IDENTIFICAÇÃO Meu nome completo é Jesse Antônio do Nascimento, sou natural de Jacareí, nascido em 22 de abril de 1948.
FAMÍLIA Os nomes dos meus pais são Pedro Alves do Nascimento e Teresinha de Jesus Nogueira do Nascimento.
Os meus avós se chamavam Teresa de Carvalho Nogueira e Joaquim Paulino de Carvalho Nogueira - esses, os pais da minha mãe.
Os pais do meu pai chamavam José Alves do Nascimento e Águeda de Oliveira Alves.
Eles são de Minas. Vieram de Pouso Alegre, quando meus pais ainda eram pequenos, e trabalharam em Jacareí.
Meu pai, quando moleque, quando garoto, ele foi engraxate. Depois de uma certa idade foi trabalhar numa fábrica de meias em São Caetano. Voltando para Jacareí... A irmã mais velha dele, a Carminha, a Maria Auxiliadora do Carmo, conhecida como dona Carminha, era casada com um italiano chamado Rafael, e montaram uma sorveteria. Só que o casamento dela não durou muito tempo. Meus pais e meus tios aprenderam com o Rafael toda a artimanha da sorveteria. Porque, naquela época, era mais artesanal. Fazia aquele sorvete tipo cassata, aquele espumoni. Esse sorvete mais sofisticado que hoje existe, na época ele já fazia, com mais dificuldade, porque não tinha equipamento moderno, de alta produtividade como tem hoje.
COMÉRCIO A sorveteria chama Leal devido ao nome do irmão, Leal Alves do Nascimento, que é irmão da minha tia, irmão do meu pai. E ele tocou a sorveteria por um determinado período, sendo sucedido pelo meu pai, Pedro Alves do Nascimento. Ele ficou 55 anos trabalhando direto na sorveteria, sem férias, sem nada, porque ele diz que a paixão dele era a sorveteria. Tinha grandes amizades, e tudo o que o pessoal queria saber da cidade, ou acontecimento político ou qualquer acontecimento da cidade, o pessoal ficava sabendo na sorveteria. Porque lá reunia o pessoal que vendia automóvel, vendia gado, vendia terreno. Os políticos também se reuniam lá.
A sorveteria foi fundada em, mais ou menos, em 1937.
Agora está comigo, faz uns treze anos. Porque meu pai veio a ter um problema de doença. Eu tinha um outro comércio, mas vendi para assumir a sorveteria.
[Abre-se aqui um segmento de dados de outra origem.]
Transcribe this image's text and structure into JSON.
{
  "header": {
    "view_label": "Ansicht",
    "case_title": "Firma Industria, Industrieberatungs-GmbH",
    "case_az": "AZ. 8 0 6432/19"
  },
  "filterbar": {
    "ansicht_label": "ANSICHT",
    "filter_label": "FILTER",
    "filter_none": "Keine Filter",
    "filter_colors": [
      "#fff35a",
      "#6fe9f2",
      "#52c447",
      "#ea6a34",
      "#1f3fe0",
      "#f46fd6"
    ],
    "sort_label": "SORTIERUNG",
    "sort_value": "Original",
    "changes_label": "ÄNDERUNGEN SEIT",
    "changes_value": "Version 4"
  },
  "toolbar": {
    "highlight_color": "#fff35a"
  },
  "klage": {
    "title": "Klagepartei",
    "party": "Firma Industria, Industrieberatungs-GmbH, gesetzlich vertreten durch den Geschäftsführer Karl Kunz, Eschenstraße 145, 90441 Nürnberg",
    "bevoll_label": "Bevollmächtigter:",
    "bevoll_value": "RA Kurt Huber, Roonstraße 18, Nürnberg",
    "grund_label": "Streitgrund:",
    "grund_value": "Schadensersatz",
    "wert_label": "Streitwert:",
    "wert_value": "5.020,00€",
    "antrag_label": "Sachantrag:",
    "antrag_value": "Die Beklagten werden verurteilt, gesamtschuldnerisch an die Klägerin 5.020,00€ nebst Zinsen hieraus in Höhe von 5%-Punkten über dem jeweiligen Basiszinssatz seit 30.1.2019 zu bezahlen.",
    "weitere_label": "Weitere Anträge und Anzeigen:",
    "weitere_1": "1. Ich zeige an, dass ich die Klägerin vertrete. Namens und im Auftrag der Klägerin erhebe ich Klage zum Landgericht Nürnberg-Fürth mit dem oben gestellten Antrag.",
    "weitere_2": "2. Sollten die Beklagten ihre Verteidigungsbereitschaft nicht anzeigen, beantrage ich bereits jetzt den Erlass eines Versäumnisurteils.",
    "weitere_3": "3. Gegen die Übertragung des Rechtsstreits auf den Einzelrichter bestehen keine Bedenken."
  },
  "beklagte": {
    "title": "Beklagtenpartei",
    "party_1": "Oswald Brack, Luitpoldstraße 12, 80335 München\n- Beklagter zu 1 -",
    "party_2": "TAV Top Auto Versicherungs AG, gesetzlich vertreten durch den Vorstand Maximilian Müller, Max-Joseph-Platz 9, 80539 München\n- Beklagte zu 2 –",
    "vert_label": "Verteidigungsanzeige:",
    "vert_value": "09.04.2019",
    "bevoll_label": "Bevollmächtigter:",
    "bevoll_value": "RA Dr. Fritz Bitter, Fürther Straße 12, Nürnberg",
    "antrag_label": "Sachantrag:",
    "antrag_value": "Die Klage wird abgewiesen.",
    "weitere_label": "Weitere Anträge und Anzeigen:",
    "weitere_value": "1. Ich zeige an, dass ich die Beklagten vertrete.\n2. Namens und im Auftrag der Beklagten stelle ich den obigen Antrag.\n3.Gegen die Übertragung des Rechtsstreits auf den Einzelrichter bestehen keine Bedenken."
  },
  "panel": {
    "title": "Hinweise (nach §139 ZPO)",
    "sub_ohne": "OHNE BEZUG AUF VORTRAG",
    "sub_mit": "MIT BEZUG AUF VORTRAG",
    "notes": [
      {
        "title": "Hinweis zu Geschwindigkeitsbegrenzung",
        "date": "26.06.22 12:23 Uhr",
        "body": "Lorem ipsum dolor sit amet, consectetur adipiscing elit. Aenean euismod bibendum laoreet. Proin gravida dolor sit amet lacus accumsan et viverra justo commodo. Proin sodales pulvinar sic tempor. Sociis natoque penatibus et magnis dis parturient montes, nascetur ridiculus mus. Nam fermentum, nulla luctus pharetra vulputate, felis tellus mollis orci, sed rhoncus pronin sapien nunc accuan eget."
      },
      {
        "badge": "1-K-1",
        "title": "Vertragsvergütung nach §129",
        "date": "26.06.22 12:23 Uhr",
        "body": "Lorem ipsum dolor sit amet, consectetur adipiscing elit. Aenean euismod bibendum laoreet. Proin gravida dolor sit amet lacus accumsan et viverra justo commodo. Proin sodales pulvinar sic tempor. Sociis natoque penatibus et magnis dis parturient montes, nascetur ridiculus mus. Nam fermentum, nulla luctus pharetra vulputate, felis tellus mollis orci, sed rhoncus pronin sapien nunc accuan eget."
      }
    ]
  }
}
Fui criado dentro da sorveteria, mas fiquei afastado por muito tempo. Uns 25 anos, porque eu casei e queria ter uma vida própria, ter meu negócio, ter a minha família, os meus filhos.
CIDADES Jacareí
Nasci e cresci em Jacareí.
Era uma cidade com pessoas todas amigas, todas conhecidas.
O point da cidade era a Sorveteria Leal, o Cine Rio Branco, o Esporte Clube Elvira - concentrado tudo no centro - e a igreja Imaculada Conceição, que é do lado. Então, se uma pessoa não fosse na igreja, na praça, na Leal, no Cine Rio Branco ou no Esporte Clube Elvira no final de semana, parecia que não tinha saído de casa. E é interessante, ali no centro, na praça, porque as moças da classe média para baixo freqüentavam a parte de cima da praça, ao passo que na parte de baixo da praça, a freqüência era mais pela elite, pelas moças da alta sociedade.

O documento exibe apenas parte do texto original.